The court says that even if it buys the government’s arguments for the enactment of the law, it’s stated reasons (which ignore the desired side effect of preventing the public from learning about the industry producing its food) aren’t enough to justify this intrusion on First Amendment rights.
However, accepting Defendants’ argument that property and biosecurity are the state’s actual interests protected by § 717A.3A, the Court is persuaded these interests are important; but they are not compelling in the First Amendment sense.

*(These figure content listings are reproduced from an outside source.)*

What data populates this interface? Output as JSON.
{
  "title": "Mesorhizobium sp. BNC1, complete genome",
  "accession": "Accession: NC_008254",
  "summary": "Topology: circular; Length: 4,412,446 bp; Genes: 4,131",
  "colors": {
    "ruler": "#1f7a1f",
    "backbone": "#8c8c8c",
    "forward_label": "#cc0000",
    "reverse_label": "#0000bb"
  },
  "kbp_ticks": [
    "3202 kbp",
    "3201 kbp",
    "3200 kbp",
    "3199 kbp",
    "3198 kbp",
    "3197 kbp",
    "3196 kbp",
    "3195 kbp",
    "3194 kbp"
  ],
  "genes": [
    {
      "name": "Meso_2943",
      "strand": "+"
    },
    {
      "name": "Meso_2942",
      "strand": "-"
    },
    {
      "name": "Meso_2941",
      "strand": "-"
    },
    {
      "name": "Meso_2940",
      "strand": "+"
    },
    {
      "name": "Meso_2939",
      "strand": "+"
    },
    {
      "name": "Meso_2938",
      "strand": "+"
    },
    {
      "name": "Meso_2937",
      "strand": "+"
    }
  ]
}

Herbert, 263 F. Supp. 3d at 1211-12 (assuming, despite record evidence to the contrary, that the state’s proffered interests— protection from spread of disease; injury to animals and workers caused by unauthorized actions—were the actual reasons for enacting the statute, but finding that the harms targeted were “entirely speculative,” and therefore could not be considered compelling); Otter, 118 F. Supp. 3d at 1207-08 (finding the state’s “interest in protecting personal privacy and private property” to be important, but not compelling; furthermore, “even if the [s]tate’s interest in protecting the privacy and property of agricultural facilities was ‘compelling’ in the First Amendment sense, [the statute] [wa]s not narrowly drawn to serve those interests”).
You’d think a state government so concerned about “protecting” favored industries would have done a little more on the evidence-gathering front. Then again, maybe it did but (surprise!) couldn’t find anything to justify its legislative stance. Either way, the end result is the same: the First Amendment isn’t subject to legislators’ fantasies.
Defendants have produced no evidence that the prohibitions of § 717A.3A are actually necessary to protect perceived harms to property and biosecurity.
Defendants have made no record as to how biosecurity is threatened by a person making a false statement to get access to, or employment in, an agricultural production facility. Nor, in the absence of any record to the contrary, will the Court assume that biological harm turns on a human vector making a false statement unrelated to such harm in order to gain access to the facility. Protecting biosecurity is therefore purely speculative and cannot constitute a compelling state interest.
Furthermore, the stated interests are already protected by laws against trespassing and possessing pathogens with the intent to harm the health of farm animals or crops. The state argued the trespassing law doesn’t seem to be deterring trespassers, but the court counters this by asking why the state thinks using the First Amendment as a doormat will be a more effective deterrent to trespassing.
The court speculates there may be a way to craft a law that deters what the state says it wants to deter, as well as the things the state won’t admit it wants to deter, but this ain’t it chief.
To the extent that a violation of § 717A.3A can be likened to the common law breach of a duty of loyalty, to criminalize such a breach goes far beyond what is necessary to protect the state’s interests and allows for expansive prosecution.
No matter what your stated reasons are for implementing a law, if the actual target is the act of journalism — gathering facts and reporting on observations — you’re going to run into Constitutional challenges. And if you’re not honest about what you’re really targeting, your law won’t survive judicial examination.